Questions to ask providers
When selecting an embedded analytics provider, it's essential to ask the right questions to ensure they meet your needs. Here are some key questions to consider:
- What integration options do you offer? Understanding the available integration methods (APIs, SDKs, iFrames) will help you determine how easily the analytics can be embedded into your application.
- Can the analytics be customized to match our application's look and feel? Customization is crucial for maintaining brand consistency and providing a seamless user experience.
- What data sources can your tool connect to? Ensure the provider supports the databases, data warehouses, and cloud storage solutions you use.
- Do you offer real-time data processing and visualization? Real-time capabilities are essential for making timely, data-driven decisions.
- What advanced analytics features are included? Look for features like machine learning, AI, and predictive analytics to enhance your data analysis capabilities.
- How do you handle data security and compliance? Ensure the provider has robust security measures and complies with relevant regulations to protect your data.

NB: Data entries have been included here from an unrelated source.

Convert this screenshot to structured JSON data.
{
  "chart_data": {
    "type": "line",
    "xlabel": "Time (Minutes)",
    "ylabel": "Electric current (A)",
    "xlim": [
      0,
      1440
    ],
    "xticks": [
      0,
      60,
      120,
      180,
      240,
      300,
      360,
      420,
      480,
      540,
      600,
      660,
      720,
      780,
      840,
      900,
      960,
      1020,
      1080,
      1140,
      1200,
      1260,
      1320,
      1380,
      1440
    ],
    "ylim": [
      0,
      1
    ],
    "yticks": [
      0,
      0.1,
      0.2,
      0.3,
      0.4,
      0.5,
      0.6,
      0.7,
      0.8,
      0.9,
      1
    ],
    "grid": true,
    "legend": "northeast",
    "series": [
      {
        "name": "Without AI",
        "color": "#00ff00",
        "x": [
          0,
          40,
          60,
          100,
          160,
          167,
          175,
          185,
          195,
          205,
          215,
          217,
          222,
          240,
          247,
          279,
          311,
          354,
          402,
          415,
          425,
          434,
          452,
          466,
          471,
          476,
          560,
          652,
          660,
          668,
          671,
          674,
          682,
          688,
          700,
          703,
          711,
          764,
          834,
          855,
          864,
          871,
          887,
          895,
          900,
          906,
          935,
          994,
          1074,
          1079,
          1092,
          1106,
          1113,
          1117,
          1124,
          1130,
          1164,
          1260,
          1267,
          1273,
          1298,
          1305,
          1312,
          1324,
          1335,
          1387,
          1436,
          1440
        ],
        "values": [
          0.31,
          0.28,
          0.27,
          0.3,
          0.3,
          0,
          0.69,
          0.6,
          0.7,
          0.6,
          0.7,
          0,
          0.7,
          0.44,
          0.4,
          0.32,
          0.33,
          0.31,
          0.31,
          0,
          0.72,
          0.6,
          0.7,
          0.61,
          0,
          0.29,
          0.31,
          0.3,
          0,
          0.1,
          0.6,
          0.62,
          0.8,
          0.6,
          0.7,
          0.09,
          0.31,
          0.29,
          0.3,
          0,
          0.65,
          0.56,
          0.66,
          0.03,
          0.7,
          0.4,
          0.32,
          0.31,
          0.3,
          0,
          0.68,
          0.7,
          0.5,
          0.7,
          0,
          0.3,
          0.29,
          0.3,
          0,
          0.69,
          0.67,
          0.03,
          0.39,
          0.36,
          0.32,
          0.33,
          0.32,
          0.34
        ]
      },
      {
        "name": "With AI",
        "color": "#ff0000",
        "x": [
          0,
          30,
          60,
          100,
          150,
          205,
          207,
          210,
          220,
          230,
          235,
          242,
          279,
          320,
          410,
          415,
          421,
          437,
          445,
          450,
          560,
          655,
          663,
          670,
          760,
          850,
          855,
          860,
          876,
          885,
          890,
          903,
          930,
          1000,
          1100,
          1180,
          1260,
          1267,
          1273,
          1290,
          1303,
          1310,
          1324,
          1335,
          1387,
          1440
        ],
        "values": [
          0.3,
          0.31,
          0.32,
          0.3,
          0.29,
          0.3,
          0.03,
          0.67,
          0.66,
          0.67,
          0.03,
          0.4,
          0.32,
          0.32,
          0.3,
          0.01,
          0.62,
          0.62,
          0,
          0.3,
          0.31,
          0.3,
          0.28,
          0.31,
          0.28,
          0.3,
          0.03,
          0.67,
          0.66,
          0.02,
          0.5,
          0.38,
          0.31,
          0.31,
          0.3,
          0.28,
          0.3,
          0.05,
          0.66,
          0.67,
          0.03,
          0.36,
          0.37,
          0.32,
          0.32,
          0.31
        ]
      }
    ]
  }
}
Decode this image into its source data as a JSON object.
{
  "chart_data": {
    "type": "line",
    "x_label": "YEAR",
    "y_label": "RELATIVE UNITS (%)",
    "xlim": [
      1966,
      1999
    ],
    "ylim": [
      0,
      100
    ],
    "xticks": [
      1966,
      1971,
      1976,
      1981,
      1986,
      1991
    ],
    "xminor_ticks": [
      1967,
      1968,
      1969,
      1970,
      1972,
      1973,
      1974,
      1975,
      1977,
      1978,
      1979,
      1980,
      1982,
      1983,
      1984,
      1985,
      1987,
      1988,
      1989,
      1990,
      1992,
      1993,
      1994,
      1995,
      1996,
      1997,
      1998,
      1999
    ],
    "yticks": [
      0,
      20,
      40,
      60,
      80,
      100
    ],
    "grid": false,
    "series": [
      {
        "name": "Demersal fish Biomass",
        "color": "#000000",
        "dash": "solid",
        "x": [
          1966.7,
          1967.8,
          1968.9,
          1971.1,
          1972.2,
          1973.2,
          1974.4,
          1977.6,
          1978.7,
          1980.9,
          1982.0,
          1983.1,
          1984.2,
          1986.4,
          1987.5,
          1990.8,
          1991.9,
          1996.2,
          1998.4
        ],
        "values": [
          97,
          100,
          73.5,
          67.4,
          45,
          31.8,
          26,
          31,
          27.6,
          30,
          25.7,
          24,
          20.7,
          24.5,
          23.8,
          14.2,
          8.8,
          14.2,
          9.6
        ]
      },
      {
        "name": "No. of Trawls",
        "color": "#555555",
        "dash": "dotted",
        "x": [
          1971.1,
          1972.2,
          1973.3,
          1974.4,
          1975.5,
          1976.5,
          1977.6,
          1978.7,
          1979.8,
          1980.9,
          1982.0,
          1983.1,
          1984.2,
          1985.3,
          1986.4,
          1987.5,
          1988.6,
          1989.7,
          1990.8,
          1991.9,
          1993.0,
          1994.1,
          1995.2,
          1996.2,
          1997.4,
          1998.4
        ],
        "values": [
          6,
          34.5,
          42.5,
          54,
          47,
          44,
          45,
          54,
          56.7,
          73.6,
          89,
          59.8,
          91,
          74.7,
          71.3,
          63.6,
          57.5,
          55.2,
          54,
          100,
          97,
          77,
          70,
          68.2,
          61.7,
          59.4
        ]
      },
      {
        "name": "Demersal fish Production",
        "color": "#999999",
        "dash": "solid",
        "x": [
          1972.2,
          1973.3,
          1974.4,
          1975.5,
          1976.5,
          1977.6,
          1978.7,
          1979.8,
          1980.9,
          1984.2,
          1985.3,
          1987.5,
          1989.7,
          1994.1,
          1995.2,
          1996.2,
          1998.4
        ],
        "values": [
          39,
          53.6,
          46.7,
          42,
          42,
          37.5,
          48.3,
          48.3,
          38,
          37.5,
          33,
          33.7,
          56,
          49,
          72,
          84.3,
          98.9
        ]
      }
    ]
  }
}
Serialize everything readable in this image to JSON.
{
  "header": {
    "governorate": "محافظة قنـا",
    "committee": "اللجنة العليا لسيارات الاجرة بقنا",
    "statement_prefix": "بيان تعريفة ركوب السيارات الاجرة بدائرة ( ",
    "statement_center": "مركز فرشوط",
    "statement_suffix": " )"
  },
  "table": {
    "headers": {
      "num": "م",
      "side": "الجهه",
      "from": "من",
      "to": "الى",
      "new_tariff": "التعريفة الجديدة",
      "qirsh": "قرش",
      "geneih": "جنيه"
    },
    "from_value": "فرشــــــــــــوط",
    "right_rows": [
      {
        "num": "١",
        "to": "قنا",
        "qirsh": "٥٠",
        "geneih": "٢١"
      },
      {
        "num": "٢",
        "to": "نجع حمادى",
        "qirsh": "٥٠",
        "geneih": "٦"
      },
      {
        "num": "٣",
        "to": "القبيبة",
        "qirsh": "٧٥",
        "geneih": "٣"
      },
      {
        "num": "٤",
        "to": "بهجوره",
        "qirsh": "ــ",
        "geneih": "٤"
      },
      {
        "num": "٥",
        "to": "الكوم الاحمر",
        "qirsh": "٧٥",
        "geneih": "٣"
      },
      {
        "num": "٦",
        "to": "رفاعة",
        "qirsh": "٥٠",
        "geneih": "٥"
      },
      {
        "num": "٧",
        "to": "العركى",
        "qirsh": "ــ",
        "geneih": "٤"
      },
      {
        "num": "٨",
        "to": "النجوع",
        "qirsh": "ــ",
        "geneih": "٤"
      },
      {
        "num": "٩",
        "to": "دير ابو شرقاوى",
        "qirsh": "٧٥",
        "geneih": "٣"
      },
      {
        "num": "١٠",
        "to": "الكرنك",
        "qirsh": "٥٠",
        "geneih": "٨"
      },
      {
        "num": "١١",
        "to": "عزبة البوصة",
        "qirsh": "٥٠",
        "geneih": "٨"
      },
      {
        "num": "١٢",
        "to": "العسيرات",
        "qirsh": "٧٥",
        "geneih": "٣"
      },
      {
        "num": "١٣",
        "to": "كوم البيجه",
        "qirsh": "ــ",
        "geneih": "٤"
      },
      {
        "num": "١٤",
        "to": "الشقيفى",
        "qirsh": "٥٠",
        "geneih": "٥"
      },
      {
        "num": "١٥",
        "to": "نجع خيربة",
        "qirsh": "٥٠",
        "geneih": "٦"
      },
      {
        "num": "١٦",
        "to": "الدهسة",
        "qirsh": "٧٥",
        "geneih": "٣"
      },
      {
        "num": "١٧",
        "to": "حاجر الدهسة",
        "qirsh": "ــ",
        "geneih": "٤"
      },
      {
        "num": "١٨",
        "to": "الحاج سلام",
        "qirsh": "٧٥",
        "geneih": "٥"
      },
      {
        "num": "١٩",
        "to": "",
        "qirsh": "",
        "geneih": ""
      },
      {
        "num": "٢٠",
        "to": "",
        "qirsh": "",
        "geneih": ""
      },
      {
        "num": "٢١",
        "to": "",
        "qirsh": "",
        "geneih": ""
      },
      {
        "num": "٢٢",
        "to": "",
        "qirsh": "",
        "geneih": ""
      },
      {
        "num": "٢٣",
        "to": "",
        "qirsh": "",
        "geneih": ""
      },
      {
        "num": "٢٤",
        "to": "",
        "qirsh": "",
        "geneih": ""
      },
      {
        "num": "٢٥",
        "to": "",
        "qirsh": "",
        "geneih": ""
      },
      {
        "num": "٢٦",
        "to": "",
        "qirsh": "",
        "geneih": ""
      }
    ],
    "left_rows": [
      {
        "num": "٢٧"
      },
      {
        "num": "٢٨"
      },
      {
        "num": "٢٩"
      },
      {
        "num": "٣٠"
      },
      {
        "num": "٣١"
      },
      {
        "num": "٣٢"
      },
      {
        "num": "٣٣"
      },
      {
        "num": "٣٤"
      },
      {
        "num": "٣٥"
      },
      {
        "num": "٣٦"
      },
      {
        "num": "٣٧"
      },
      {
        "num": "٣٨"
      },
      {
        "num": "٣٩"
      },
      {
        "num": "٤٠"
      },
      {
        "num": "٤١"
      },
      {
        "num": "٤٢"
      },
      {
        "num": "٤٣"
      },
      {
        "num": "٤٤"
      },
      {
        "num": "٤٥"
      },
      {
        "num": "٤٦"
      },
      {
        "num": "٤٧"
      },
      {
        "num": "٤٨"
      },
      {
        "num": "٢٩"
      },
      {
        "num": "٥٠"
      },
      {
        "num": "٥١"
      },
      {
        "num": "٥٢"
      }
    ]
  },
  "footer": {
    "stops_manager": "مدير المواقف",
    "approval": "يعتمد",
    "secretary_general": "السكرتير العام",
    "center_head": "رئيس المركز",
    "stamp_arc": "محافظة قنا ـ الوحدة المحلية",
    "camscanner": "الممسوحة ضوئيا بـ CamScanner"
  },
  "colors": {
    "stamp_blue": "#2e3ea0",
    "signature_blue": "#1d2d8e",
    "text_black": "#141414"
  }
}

- What is your pricing model? Understanding the cost structure will help you budget effectively and avoid unexpected expenses.
- What kind of customer support do you offer? Reliable support is crucial for addressing any issues that may arise during implementation and ongoing use.
- Can you provide case studies or references? Reviewing case studies and speaking with current customers can give you insights into the provider's reliability and effectiveness.
The use of AI in embedded analytics
Artificial Intelligence (AI) is revolutionizing embedded analytics by enhancing its capabilities and making data insights more actionable. Beyond simply discovering “what happened,” you can now explore “why it happened" and predict what may happen in the future.
Predictive analytics, powered by AI, analyzes historical data and also forecasts future trends and outcomes. By leveraging advanced algorithms and machine learning, predictive analytics can identify patterns and predict future events with remarkable accuracy. This allows businesses to make proactive decisions, optimize operations, and stay ahead of the competition. AI-enhanced embedded analytics offer clear insights, seamlessly accessible within your application, empowering you to make data-driven decisions with confidence.
Conclusion
Embedded analytics incorporates data analysis features directly into business applications, boosting productivity and decision-making by delivering real-time insights within the user's workflow. This smooth integration converts static platforms into dynamic, data-centric applications, democratizing data access and ensuring insights are available when decisions are made. Utilizing embedded analytics allows businesses to gain a competitive advantage, speed up time-to-market, and concentrate on enhancing their core products.